In the past Harbaugh has made it clear he’d like to see the College Football Playoff expanded, he’s been on record in favor of student-athletes being granted a one-time transfer with immediate eligibility, and in May Harbaugh penned an open letter calling for changes to the NFL Draft process and the collegiate model. In these instances when Harbaugh made a statement, other college head coaches didn’t join the conversation, didn’t even partake in back and forth debating the merits of Harbaugh’s ideas. And that trend continues as we sit here on August 10, 2020.
On Monday morning with reports swirling around that the Big Ten season will be canceled, Harbaugh released a data-driven statement expressing his support for the #WeWantToPlay movement.
“I’m not advocating for football this fall because of my passion or our players’ desire to play but because of the facts accumulated over the last eight weeks since our players returned to campus on June 13,” Harbaugh said in the statement.
Harbaugh goes on to list key data points that include zero positive tests out of the last 353 administered to UM players and staff (11 positive tests out of 893 in all), no contact tracing in their facilities, and zero positive tests among coaches or staff. “As Darryl Conway, our Chief Medical Officer and a member of the Big Ten’s Medical Advisory Group has stated, “I wish that others could see this model,’” Harbaugh said.
Harbaugh’s statement comes with the #WeWantToPlay hashtag attached to it, a movement by Power Five conference players to form a college football players association and have universal COVID-19 safety protocols. Most head coaches want to have a season, but they want to distance themselves from anything that would appear to be supporting a potential players association.
It shouldn’t have to be just Jim Harbaugh speaking out in support of players, now and in the past. Especially now, when player safety and rights should be at the forefront of any decision-making it’s disappointing not to hear from other high-profile head coaches. A unified statement from Jim Harbaugh, Nick Saban, Dabo Swinney, Lincoln Riley, and other college coaches sure would be nice.
What gives credence to the true intent of Harbaugh’s statement resides in the data he presented. If he just said ‘players are safe at our program’ without any supporting evidence, his rationale couldn’t be taken seriously. However, Harbaugh came with the data. Harbaugh is showing that his program has done things, in his view, the right way and in a way that won’t lead to a mass-positive rate on his team. Other head coaches should jump on board with this type of logic, it’s the only way a season will be played in the fall, or even the spring. “It is proven that the conduct, discipline, and structure within our program have led to these stellar results,” Harbaugh said. “We respect the challenge that the virus has presented however we will not cower from it.” Harbaugh’s conveying that Michigan is walking the walk and is encouraging other programs to step up and follow suit.

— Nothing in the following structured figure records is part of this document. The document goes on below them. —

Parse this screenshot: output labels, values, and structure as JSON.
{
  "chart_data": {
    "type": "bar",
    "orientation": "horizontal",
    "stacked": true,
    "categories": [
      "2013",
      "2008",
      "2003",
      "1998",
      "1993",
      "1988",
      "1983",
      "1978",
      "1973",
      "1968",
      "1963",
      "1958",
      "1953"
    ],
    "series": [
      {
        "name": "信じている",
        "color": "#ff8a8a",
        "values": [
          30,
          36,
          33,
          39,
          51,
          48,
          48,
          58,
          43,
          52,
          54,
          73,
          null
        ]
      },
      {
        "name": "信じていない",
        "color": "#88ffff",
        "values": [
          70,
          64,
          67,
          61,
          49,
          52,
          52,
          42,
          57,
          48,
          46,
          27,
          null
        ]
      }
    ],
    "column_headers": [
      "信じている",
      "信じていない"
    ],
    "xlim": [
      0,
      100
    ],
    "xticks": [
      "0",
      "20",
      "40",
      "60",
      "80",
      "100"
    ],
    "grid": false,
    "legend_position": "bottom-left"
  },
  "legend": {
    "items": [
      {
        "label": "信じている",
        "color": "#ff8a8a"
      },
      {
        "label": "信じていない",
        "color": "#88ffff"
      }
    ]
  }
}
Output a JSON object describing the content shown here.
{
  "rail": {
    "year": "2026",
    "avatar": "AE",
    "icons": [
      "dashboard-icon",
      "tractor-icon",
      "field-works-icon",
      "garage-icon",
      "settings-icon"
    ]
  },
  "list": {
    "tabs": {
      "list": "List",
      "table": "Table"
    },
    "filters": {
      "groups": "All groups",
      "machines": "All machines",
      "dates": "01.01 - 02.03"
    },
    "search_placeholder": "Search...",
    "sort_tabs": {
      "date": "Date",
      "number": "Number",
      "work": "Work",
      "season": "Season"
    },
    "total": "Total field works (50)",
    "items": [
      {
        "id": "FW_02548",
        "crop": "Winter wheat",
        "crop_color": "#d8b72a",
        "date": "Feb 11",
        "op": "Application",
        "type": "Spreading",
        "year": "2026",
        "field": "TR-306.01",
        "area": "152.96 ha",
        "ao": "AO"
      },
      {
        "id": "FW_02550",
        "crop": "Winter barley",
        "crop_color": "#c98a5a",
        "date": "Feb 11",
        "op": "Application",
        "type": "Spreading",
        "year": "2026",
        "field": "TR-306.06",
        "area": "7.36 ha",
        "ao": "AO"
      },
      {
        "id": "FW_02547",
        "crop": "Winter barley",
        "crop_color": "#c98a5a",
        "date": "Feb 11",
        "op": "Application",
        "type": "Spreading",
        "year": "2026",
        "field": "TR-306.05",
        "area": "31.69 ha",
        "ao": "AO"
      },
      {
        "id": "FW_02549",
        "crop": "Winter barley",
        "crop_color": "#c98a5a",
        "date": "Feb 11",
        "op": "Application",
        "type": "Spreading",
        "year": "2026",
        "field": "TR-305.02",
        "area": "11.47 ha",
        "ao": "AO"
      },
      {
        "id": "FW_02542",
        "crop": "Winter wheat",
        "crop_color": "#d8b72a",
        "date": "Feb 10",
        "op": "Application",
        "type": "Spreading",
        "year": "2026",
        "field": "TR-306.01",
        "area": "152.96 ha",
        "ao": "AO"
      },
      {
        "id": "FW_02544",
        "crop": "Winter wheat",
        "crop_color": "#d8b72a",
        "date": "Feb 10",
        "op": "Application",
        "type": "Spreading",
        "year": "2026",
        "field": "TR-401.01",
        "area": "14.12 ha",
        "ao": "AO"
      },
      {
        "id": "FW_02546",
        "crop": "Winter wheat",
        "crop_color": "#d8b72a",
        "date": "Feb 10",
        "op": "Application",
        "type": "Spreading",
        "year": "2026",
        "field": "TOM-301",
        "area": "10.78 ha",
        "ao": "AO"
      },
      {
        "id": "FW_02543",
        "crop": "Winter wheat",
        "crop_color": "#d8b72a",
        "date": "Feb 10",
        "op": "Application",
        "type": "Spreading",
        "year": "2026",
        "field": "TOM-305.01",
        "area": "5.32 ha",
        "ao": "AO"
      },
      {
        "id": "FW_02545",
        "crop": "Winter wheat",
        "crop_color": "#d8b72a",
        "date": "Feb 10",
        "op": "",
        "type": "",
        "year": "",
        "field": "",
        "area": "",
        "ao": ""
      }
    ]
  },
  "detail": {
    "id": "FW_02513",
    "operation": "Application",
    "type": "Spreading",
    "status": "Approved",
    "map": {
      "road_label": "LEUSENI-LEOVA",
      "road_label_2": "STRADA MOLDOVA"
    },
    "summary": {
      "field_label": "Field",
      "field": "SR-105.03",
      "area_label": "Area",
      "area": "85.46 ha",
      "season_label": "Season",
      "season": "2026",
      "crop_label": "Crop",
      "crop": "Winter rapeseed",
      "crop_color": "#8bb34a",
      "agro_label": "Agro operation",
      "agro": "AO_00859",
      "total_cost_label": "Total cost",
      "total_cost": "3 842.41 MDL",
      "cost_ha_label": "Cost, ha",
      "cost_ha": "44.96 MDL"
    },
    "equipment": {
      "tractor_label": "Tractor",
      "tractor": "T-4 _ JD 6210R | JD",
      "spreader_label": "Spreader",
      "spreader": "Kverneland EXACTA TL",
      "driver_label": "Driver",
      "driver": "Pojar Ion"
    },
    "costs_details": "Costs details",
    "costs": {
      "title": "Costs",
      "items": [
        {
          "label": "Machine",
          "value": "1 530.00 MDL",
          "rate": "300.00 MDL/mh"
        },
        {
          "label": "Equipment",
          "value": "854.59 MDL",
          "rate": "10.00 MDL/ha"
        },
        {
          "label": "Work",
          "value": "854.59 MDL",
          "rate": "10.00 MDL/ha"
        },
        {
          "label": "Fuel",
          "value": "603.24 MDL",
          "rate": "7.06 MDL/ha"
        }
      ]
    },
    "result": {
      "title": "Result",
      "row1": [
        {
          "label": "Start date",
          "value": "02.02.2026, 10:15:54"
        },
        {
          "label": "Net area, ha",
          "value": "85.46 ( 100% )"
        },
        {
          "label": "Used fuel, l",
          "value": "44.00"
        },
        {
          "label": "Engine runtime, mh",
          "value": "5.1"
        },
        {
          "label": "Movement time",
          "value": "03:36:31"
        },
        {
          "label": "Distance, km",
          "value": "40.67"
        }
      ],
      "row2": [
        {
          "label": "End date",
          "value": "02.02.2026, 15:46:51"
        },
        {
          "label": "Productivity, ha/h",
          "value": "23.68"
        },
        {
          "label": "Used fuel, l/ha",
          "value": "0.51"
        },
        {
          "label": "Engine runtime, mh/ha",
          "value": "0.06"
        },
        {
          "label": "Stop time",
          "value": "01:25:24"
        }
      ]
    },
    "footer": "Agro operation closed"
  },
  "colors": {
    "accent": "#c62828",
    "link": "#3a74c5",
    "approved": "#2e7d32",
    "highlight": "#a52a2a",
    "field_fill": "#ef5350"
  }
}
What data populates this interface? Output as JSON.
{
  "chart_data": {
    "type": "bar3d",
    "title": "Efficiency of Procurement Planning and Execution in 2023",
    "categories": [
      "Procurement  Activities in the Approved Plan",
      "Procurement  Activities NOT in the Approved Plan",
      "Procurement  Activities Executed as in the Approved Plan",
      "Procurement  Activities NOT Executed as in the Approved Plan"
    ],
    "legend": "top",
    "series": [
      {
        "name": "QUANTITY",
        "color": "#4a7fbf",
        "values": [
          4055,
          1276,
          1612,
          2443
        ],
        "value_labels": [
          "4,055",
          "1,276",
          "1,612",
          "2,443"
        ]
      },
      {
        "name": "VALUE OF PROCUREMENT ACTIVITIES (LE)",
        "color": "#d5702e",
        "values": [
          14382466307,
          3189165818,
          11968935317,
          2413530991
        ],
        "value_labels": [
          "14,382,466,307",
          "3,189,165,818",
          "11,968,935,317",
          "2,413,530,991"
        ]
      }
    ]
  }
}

Whether there’s a season or not, pro-activity is necessary, communication between conferences is a must. At some point, more coaches and administrators with influence need to go on the record instead of inadvertently creating mass confusion with their silence. Jim Harbaugh is just one guy, albeit an important figure in college football, and he shouldn’t have to tackle key issues head-on all by himself. He needs help, college football needs help, and it starts with more true and transparent leadership in the offices of head coaches and athletic directors.